A l'occasion du Hellfest 2022, La Grosse Radio a pu s'entretenir avec Point Mort samedi 18 juin. Tout le groupe était présent, ravi après la prestation unanimement saluée du matin. Cette interview est l'occasion de parler du festival, de l'album Pointless... et des concerts à venir.
Bonjour Point Mort, et bravo pour le set matinal devant la Valley bien remplie. Alors, comment vous sentez-vous ? C’est un peu la consécration, non ?
(rires)
Sam : Je ne sais pas, consécration n'est peut-être pas le mot, c'est trop fort.
Olivier : Je dirais une très belle surprise. On ne s'y attendait pas du tout. Même devant 100 ou 200 personnes on était prêts à jouer et on aurait fait le même concert de toute façon. On était hyper surpris que dès le début il y ait eu autant de monde à adhérer à notre petite histoire. On a passé un très bon moment et j'ai l'impression que les gens aussi. C'était un beau moment de partage, ça fait cucul dit comme ça mais...
Finalement, 10h30 c'est tôt, mais vu les conditions caniculaires vous avez pratiquement eu le meilleur horaire de la journée !
Olivier : Carrément ! On avait des ventilateurs sur scène, c'était magnifique !
Sam : Ça, c'est une consécration ! (rires)
Damien : J'avoue, c'est-à-dire que pour une fois ce n'était pas nous qui les avions emmenés !
Olivier : Non mais on n'en emporte pas parce qu'avec les cheveux longs ça fait tout de suite Steve Veil (rires)
Simon : Heureusement qu’il est là !
Olivier : Voilà : un mot, une blague !
Sam : Je pense que c'était vraiment une chance de jouer si tôt, parce qu'au départ c'est normal quand tu ouvres la journée, tu te dis que ça va être compliqué. Mais là au final avec la chaleur, même pour nous, au niveau de ce qu'on a pu donner c'était le mieux. Je pense que je ne pourrais pas jouer là en ce moment. Enfin, si, mais je tombe.
Simon : Jouer sous 30 degrés c'était cool, parce que là.... (l'interview avait lieu en plein après-midi, le mercure montait beaucoup plus haut que pour le set, ndlr)
Votre set m’a surpris ! C’était super intéressant d'ouvrir sur "Olympe", alors qu’on s’attend souvent à du lourd dès le départ, genre une attaque sur “In Cold Blood”. Vous auriez ajouté quoi comme morceaux si vous aviez plus de 30 minutes de set ?
Aurélien : Hmmmm, "Les Corps Flottants" je pense.
Olivier : On aurait peut-être gardé le set du Post In Paris.

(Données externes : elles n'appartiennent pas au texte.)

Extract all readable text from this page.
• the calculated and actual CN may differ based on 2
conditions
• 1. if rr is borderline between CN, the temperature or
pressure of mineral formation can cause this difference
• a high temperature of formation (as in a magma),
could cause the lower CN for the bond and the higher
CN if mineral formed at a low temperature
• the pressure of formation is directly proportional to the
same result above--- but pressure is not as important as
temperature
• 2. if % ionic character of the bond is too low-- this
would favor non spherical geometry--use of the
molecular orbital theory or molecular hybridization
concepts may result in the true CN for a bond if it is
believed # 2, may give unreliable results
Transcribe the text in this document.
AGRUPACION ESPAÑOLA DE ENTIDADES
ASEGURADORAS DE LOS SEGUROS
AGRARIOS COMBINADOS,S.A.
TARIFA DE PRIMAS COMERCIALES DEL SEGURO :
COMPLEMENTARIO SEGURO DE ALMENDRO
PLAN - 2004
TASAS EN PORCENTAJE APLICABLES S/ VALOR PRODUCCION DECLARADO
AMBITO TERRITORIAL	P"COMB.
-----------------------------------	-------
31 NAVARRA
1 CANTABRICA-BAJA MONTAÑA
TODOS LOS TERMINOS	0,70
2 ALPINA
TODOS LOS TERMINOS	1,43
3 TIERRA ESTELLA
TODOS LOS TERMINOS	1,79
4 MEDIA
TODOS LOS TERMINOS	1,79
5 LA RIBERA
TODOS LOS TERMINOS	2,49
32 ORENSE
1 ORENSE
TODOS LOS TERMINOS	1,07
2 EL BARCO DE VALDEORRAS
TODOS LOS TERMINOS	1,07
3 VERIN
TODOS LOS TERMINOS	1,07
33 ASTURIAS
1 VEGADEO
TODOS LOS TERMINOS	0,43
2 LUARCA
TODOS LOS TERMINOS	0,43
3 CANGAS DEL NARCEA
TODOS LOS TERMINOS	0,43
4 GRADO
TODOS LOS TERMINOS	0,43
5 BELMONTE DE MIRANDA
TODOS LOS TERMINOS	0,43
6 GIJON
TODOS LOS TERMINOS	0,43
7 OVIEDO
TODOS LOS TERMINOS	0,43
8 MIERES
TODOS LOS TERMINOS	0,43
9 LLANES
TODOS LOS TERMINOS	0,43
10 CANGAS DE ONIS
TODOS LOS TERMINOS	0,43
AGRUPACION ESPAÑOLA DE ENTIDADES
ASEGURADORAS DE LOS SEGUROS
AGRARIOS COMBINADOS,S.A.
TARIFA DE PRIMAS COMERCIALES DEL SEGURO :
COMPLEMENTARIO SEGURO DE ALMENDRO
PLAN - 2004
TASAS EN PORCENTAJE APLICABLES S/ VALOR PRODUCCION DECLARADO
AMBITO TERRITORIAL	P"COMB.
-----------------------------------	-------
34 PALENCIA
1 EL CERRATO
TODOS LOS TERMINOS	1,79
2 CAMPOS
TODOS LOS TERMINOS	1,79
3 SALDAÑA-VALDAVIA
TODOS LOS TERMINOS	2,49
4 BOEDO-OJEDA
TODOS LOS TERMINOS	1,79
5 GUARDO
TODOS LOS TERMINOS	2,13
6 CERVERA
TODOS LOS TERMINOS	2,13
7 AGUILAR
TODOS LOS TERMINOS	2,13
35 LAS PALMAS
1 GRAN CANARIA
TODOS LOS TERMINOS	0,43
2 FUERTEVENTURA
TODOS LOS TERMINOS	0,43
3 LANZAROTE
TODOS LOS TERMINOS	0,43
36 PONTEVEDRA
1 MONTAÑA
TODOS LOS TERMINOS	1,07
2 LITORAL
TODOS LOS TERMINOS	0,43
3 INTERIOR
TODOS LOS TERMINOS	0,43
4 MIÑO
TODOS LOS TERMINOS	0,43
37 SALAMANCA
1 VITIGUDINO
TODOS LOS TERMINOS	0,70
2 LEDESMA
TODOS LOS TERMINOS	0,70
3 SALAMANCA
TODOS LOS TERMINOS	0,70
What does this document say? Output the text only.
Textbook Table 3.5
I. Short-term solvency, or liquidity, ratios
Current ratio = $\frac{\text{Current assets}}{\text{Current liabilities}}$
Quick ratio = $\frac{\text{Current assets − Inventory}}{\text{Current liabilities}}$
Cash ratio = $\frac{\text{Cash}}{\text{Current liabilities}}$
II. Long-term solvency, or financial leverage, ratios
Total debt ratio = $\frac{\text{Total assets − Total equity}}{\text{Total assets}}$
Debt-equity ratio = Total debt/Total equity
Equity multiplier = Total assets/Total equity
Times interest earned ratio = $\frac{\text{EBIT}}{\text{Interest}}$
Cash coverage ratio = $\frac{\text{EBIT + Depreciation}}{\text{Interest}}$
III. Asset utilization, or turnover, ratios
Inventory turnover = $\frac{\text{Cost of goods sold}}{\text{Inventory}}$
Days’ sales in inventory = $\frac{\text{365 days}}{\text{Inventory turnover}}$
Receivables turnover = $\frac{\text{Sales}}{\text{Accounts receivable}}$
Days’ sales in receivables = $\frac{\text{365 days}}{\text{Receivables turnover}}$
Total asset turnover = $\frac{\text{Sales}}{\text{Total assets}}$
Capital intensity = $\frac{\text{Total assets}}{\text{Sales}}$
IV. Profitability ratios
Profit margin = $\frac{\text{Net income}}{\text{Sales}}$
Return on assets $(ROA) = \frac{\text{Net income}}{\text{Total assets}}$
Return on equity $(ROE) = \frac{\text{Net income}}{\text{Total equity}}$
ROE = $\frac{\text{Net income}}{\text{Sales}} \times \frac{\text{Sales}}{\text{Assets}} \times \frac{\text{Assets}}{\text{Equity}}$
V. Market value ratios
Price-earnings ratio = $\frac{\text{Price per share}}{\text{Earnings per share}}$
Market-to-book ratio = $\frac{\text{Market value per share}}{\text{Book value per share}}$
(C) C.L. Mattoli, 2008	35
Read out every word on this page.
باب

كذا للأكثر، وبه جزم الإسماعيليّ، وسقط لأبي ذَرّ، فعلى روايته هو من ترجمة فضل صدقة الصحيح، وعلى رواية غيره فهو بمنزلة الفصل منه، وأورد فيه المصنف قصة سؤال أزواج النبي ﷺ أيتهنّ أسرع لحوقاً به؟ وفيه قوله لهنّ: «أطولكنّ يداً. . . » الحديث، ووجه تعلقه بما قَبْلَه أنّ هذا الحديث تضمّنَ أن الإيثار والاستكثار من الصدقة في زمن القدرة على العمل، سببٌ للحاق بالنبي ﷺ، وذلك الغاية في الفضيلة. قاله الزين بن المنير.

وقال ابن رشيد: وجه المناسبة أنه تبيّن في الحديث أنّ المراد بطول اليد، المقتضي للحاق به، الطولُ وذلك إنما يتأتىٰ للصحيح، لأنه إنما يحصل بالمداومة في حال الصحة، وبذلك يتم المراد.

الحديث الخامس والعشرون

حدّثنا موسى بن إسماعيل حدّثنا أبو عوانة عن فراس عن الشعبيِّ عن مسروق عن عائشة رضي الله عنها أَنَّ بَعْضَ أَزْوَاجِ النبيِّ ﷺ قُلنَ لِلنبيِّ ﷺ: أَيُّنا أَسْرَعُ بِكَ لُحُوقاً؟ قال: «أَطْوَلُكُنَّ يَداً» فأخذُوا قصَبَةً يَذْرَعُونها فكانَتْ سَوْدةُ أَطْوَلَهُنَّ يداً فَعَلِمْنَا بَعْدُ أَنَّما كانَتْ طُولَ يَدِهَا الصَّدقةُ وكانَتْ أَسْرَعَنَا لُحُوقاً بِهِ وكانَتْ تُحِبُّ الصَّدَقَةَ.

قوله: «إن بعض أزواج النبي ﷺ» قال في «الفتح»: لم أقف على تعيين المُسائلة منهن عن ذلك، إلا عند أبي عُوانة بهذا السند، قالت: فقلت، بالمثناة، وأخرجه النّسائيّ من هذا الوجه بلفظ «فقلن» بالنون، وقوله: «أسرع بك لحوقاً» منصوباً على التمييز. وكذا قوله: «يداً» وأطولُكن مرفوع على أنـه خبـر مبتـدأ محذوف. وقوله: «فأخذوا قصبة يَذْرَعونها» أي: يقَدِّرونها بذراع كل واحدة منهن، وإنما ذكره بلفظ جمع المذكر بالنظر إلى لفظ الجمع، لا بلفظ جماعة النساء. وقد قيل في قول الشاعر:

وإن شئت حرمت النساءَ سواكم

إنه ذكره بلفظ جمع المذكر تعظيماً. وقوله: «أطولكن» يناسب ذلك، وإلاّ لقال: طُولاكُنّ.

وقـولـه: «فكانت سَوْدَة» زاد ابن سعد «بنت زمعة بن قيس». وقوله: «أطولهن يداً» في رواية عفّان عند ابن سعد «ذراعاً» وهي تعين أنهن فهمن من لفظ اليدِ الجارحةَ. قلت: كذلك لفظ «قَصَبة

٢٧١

Sam : Oui, parce qu'en fait c'était plus ou moins le même set, avec deux morceaux supplémentaires. On aurait probablement joué ce set là, peut-être pas dans le même ordre parce qu'on aurait voulu un truc spécial pour ici, mais on serait resté sur un set assez solide et stable. Parce que c'est pas le moment de faire des essais en fait !
Olivier : Même si "Olympe" c'est un peu un essai, puisque la première fois qu'on l'a jouée en public c'était au Post In Paris ! Et on s'en est... sortis (rires). Donc là c'était une deuxième, sur un morceau qu'on a n’a pas encore pu user dans nos caves favorites. Mais ça s’est bien passé.
Damien : Je suis d'accord avec mes collègues
Simon : Disons que c'est un set que les gens de la famille, ceux qui nous suivent et nos proches connaissent bien. Parce que ce sont des morceaux qu'on a déjà joués avant. Il fallait qu'on soit rassurés au moins par la musique qu'on jouait.
Olivier : À part “Olympe”, mais quand t'arrives sur "In Cold Blood” et “Précision Chaos”, je vais pas dire que c'est l'autoroute, mais on est très confiants !
Simon : Ces morceaux, on les a joués à tous les concerts qu'on a fait depuis un an, donc on les a déjà bien dans les pattes. On ne voulait pas faire autrement.
Aurélien : Et on a commencé comme on a terminé aussi. Calmement.
Le Post In Paris en début de mois et maintenant le Hellfest, vous êtes en tournée des festivals cet été pour défendre Pointless. Qu’y a-t-il d’autre de prévu pour Point Mort ?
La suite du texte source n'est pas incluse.